Se tu questo equilibrio lo
alteri, e fai tutto dentro gli schemi, la tua creatività è morta. Le nostre
energie sociali, la capacità di avere progetti, di scoprire cose, di scoprire
nuovi modi di vivere, sono zero. Diventiamo degli ottimi consumatori: alla
Coop, all’Esselunga. Da anni, altri ci fanno fare quello che vogliono loro, e
noi non ce ne preoccupiamo. Anche Sant’Agostino diceva “fa’ quel che vuoi”. La
gente lo fraintendeva, e pensava che fosse epicureo. Poi nella “Città di Dio”

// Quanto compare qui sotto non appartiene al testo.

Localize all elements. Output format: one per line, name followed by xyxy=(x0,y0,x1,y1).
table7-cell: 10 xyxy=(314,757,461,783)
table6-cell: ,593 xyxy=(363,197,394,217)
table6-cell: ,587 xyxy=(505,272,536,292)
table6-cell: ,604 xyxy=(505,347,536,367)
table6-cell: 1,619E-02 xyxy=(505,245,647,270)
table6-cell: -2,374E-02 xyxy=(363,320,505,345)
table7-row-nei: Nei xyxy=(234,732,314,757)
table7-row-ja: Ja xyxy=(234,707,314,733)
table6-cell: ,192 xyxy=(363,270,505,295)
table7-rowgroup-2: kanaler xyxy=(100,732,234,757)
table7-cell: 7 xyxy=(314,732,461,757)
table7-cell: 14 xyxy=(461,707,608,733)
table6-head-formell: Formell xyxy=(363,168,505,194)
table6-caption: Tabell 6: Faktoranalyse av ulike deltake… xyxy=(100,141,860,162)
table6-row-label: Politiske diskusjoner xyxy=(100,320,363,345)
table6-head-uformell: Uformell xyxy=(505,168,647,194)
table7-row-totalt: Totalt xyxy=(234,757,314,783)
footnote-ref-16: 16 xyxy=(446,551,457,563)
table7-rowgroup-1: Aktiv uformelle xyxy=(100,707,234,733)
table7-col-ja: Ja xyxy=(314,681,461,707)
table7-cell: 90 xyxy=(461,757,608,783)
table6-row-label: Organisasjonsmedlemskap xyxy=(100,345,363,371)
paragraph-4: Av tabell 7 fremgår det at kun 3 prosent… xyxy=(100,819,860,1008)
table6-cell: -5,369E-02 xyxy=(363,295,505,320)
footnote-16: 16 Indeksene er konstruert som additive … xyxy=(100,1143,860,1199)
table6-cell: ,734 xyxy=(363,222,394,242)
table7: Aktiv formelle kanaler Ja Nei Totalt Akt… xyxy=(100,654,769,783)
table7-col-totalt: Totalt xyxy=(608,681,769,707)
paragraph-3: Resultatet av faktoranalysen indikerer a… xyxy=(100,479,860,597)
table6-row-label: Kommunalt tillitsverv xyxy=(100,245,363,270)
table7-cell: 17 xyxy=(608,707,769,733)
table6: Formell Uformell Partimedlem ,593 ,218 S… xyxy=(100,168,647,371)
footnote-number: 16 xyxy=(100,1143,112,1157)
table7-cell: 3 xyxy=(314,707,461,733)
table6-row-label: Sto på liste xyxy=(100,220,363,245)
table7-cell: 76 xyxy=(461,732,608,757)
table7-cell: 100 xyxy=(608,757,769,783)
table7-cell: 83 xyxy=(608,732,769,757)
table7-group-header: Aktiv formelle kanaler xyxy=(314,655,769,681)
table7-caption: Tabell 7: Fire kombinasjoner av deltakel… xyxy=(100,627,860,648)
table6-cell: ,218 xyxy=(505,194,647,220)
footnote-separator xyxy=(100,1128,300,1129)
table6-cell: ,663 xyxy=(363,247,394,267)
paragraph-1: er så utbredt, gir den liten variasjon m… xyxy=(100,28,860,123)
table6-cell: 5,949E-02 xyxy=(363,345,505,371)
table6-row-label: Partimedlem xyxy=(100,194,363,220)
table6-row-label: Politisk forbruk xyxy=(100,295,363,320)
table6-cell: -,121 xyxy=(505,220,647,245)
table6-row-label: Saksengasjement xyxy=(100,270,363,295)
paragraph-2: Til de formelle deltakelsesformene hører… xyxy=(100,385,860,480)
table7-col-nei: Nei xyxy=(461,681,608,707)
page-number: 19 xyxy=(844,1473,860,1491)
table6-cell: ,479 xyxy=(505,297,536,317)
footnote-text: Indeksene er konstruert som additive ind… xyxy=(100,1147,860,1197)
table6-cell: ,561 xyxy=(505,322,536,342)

l’ha spiegato: “fa’ quello che vuoi” significa che devi fare quel che vuoi
veramente, non quello che ti spingono a fare. “Fa’ quel che vuoi” non significa
andare a cercare tutti i piaceri del mondo, perché potresti scoprire che non è
quel che vuoi, se ci pensi bene.
(Gianfranco Carpeoro)
Era anche quello che diceva Epicuro: «La
felicità è semplice, basta inseguire il piacere; però è quasi impossibile,
perché bisogna capire qual è il piacere».(Gianfranco Carpeoro, estratti della
conferenza “Il grande complotto: la sottrazione del tempo” tenutasi a Milano
nel giugno 2012, ripresa in video su YouTube. Massone, già gran maestro del
Rito Scozzese italiano, Carpeoro è stato avvocato e pubblicitario. Giornalista
e scrittore, allievo di Francesco Saba Sardi, è considerato uno dei massimi
studiosi di esoterismo e linguaggio simbolico).